TL;DR: Update immediately, especially if SSH is enabled. xz versions 5.6.0 & 5.6.1 are impacted. The article contains links to each distro's specific instructions of what to do.
Current research indicates that the backdoor is active in the SSH Daemon, allowing malicious actors to access systems where SSH is exposed to the internet.
In summary, the conditions for exploitation seem to be:
xz version 5.6.0 or 5.6.1
SSH with a patch that causes xz to be loaded
SSH daemon enabled
Impact on distros
Arch Linux: Backdoor was present, but shouldn't be able to activate. Updating is still strongly recommended.

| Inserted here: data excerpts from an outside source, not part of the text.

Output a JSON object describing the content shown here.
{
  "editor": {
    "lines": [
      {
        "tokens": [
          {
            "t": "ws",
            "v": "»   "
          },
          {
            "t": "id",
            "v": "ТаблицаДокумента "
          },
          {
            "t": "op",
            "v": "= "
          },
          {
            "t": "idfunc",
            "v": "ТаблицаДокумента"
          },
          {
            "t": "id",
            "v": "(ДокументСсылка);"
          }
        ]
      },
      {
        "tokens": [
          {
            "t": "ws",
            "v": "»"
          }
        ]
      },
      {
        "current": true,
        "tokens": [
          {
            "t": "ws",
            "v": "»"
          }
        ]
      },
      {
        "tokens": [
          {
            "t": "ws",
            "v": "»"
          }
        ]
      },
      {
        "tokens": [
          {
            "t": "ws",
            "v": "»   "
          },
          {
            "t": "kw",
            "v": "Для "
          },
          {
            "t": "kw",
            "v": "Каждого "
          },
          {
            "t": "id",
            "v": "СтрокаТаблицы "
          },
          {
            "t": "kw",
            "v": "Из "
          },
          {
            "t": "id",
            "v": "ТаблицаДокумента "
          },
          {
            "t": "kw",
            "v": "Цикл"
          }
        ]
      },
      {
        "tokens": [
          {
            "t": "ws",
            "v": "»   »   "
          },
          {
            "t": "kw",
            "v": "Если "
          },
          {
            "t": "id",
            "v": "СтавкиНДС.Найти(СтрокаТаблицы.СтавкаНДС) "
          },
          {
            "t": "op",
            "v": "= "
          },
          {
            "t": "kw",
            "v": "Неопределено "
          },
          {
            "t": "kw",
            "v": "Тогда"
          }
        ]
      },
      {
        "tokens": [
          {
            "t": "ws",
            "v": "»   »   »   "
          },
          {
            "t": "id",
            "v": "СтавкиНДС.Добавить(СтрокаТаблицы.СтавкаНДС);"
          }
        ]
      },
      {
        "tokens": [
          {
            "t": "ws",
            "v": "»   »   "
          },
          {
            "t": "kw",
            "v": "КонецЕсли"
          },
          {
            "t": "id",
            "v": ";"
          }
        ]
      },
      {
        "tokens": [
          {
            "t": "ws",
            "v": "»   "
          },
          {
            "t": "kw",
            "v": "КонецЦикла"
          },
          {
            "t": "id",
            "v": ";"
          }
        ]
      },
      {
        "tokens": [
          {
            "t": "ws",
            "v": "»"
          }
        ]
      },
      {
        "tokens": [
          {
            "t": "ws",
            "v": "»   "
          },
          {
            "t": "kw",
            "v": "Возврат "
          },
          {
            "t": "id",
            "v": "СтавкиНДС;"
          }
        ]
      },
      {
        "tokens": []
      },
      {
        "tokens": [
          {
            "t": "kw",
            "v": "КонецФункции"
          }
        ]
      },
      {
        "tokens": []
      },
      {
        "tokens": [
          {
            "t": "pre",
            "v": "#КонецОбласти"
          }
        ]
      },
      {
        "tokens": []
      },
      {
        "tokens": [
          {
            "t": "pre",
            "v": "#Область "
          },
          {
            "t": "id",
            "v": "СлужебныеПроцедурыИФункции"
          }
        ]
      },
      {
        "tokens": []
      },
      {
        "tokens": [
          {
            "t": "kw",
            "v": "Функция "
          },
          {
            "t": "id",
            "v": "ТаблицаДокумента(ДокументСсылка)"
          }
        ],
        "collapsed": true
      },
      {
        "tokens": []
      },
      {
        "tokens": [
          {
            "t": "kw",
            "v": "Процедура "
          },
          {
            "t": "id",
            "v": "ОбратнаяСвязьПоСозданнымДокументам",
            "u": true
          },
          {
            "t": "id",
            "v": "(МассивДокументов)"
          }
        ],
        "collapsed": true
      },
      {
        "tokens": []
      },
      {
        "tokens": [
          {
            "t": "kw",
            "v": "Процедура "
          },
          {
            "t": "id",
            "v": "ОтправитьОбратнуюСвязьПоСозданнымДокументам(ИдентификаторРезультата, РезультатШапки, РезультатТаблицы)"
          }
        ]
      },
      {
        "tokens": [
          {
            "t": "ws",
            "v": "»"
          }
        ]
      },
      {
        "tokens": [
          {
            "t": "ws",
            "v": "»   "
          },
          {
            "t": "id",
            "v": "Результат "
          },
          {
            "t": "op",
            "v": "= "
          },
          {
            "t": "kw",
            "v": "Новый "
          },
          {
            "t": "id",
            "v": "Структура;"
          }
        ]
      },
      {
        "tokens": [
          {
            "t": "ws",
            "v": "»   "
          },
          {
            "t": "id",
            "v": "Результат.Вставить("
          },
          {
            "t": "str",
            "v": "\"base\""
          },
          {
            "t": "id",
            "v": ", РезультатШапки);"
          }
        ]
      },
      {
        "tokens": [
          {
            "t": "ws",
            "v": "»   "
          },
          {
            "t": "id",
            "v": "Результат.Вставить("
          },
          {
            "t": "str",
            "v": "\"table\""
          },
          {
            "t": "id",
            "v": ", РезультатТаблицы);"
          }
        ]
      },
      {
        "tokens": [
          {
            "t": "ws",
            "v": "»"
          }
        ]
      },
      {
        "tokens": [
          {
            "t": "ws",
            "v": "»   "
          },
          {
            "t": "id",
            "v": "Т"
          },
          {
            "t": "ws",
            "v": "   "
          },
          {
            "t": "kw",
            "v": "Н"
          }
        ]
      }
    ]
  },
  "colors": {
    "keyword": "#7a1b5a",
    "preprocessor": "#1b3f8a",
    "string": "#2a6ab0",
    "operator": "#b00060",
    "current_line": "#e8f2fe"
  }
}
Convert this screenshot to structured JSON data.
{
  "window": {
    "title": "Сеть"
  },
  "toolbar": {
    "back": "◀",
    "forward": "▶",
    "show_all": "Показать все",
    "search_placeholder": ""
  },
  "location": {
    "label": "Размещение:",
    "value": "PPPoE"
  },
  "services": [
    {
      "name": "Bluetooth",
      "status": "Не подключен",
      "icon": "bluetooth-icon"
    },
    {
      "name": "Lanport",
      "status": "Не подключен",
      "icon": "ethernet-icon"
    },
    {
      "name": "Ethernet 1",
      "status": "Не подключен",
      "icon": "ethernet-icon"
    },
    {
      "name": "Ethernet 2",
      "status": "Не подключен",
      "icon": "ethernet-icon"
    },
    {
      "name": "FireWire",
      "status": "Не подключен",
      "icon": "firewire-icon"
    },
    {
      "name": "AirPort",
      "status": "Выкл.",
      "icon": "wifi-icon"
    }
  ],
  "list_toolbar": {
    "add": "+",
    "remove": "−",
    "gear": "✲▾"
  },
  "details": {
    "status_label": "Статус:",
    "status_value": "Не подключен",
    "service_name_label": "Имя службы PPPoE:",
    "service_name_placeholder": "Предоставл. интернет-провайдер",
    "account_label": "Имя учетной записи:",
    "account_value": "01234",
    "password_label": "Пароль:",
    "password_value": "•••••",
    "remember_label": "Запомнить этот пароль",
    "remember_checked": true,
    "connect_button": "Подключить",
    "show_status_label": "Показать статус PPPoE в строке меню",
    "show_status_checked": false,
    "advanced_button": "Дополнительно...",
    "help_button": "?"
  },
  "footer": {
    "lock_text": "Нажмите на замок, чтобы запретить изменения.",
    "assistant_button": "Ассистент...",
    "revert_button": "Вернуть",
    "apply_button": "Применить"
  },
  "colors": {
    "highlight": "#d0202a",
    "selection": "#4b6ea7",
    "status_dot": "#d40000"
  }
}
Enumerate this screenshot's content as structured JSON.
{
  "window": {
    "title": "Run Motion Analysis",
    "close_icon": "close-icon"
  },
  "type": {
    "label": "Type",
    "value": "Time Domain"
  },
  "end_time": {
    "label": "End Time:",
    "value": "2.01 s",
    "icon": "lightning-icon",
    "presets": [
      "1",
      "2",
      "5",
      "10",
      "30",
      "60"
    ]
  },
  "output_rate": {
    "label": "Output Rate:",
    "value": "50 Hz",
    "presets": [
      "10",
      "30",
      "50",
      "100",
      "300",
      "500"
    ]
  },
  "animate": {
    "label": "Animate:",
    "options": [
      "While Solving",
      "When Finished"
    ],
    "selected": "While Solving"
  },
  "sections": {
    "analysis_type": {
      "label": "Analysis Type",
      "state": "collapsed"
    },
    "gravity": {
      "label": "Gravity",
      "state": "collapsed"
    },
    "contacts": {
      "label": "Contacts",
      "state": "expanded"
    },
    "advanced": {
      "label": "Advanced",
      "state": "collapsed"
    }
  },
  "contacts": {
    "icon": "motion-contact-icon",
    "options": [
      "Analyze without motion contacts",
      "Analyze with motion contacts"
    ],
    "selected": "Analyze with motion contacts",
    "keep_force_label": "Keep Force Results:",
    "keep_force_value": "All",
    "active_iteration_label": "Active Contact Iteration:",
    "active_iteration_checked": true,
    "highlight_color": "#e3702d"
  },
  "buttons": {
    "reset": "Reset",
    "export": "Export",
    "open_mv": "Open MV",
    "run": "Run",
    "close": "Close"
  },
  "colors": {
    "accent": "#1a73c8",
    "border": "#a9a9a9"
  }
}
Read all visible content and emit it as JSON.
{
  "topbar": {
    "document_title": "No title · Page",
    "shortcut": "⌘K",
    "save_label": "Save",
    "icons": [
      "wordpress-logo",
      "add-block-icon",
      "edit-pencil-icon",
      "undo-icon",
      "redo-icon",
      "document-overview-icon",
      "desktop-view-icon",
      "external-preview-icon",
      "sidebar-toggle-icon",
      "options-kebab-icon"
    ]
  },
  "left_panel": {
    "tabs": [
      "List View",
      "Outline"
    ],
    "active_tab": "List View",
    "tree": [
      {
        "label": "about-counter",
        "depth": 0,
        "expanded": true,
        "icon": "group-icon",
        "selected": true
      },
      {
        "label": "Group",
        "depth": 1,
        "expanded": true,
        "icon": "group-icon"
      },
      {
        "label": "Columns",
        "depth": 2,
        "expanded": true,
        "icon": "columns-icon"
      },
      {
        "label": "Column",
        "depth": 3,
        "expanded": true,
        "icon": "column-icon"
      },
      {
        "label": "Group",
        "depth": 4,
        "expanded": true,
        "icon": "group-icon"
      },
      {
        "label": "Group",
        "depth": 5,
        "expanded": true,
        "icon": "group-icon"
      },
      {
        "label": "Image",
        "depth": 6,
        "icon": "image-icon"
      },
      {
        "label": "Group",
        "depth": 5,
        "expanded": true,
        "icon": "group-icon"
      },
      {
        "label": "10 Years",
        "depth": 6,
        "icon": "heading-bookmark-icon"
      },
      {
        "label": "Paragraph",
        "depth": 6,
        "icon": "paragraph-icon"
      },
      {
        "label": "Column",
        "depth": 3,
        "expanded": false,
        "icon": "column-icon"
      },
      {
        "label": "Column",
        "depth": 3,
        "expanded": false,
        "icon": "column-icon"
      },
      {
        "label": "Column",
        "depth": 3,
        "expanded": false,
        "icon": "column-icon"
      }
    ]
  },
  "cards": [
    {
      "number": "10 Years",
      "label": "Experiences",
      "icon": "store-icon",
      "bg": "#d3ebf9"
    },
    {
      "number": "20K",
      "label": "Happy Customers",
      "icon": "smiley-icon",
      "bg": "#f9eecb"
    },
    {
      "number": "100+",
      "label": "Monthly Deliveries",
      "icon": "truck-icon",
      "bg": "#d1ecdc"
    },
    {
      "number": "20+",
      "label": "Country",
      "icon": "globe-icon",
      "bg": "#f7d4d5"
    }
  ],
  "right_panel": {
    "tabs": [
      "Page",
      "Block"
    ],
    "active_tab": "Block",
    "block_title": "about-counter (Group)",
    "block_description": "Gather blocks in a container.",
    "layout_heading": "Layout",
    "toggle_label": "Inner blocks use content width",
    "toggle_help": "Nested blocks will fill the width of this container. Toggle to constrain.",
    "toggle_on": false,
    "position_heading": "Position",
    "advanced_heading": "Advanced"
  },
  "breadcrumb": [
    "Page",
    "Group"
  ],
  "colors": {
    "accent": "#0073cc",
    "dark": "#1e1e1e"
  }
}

Debian: Testing, Unstable, and Experimental are affected (update to xz-utils version 5.6.1+really5.4.5-1). Stable is not affected.
Fedora: 41 is affected and should not be used. Fedora 40 may be affected (check the version of xz). Fedora 39 is not affected.
Since the analysis is not complete, the other thing people need to remember is that nobody knows if ssh was the only target or just the only one that was noticed. A ton of stuff uses lzma, including web browsers and password safes.
Not directly, but it's often integrated with systemd which does.
What may not be clear is the connection to SSH. And it’s a trip. Many Linux distros patch sshd to add systemd features, and libsystemd pulls the liblzma library. That means the liblzma initialization code gets run when sshd starts.
As far as I can tell running xz directly should be fine, but for the extra paranoid check the version of the xz-utils package. If it is safe, it will be either less than 5.6.0, or it should be 5.6.1+really5.4.5-1 (xz 5.4.5 with a spoof version number to ensure compromised systems get the update).
Holy c... that's quite a writeup, and what a rat's nest of an exploit. A long time ago, I used to know some reverse engineering, then I got an eval $zrKcTy to the got.plt.